Sources told Times of Malta that Mizzi was admitted to hospital on Tuesday and has yet to be discharged. They said Mizzi's condition is a serious one that might require him to stay in hospital for days. 

It is understood he was admitted with fever and peritonitis, the swelling of the tissue that lines the abdomen.

The former energy minister was set to attend a Public Accounts Committee hearing on Wednesday afternoon for what would have been his third appearance before MPs. 

He had previously failed to appear before the committee on four occasions, labelling it a "partisan attack" on the Electrogas energy project that he said had brought “many benefits" to the country.

Later on Wednesday, the PAC confirmed it had been informed of Mizzi's hospitalisation by his lawyers, who also said the former minister would be back to testify once given clearance to do so by medical experts.

The committee agreed it would summon Mizzi for next Wednesday's session where he will be expected to finish off the oral presentation he started two weeks ago and then face questions.

The PAC is hearing Mizzi's testimony as part of its probe into the Electrogas power station deal. Mizzi spearheaded the deal during his time as energy minister.

He now serves as an independent MP in parliament, having been expelled from the Labour Party's parliamentary group in 2020. 

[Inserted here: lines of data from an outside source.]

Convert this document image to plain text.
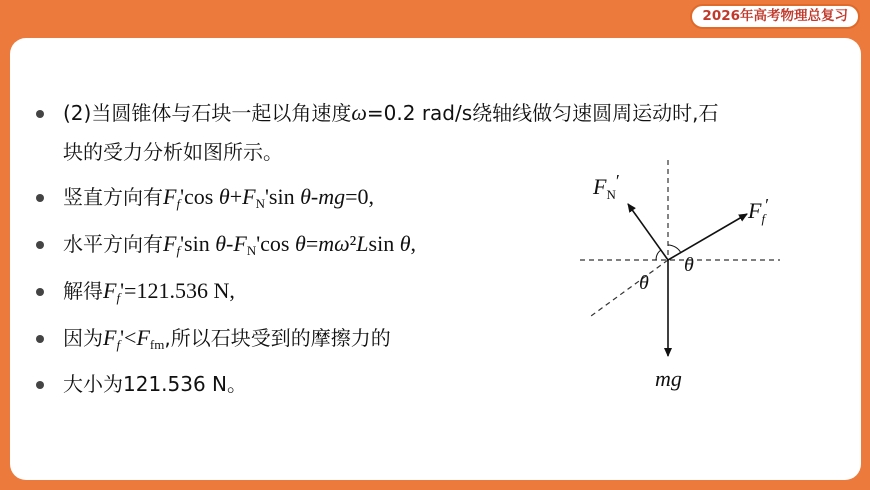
2026年高考物理总复习
(2)当圆锥体与石块一起以角速度ω=0.2 rad/s绕轴线做匀速圆周运动时,石
块的受力分析如图所示。
竖直方向有$F_f'\cos$ $\theta+F_N'\sin$ θ-mg=0,
水平方向有$F_f'\sin$ $\theta-F_N'\cos$ θ=mω²Lsin θ,
解得$F_f'=121.536$ N,
因为$F_f'<F_{fm}$,所以石块受到的摩擦力的
大小为121.536 N。
$F_N'$
$F_f'$
θ
θ
mg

So far Mizzi has not faced any questions on the deal.  

Last week, the committee was forced to call a recess to let heads cool after the session descended into a shouting match. In the first sitting, held two weeks ago, Mizzi informed the committee he would be delivering an introductory speech.

The lengthy speech spilled over to the second session, prompting Opposition MPs on the committee to insist they would still be asking Mizzi questions, even if it took a number of sessions to do so.  

The first session was also regularly interrupted by heated exchanges between Mizzi and the Opposition MPs. 

Mizzi only agreed to appear before the PAC after the Opposition said it would be seeking a vote in parliament's plenary, obliging him to testify.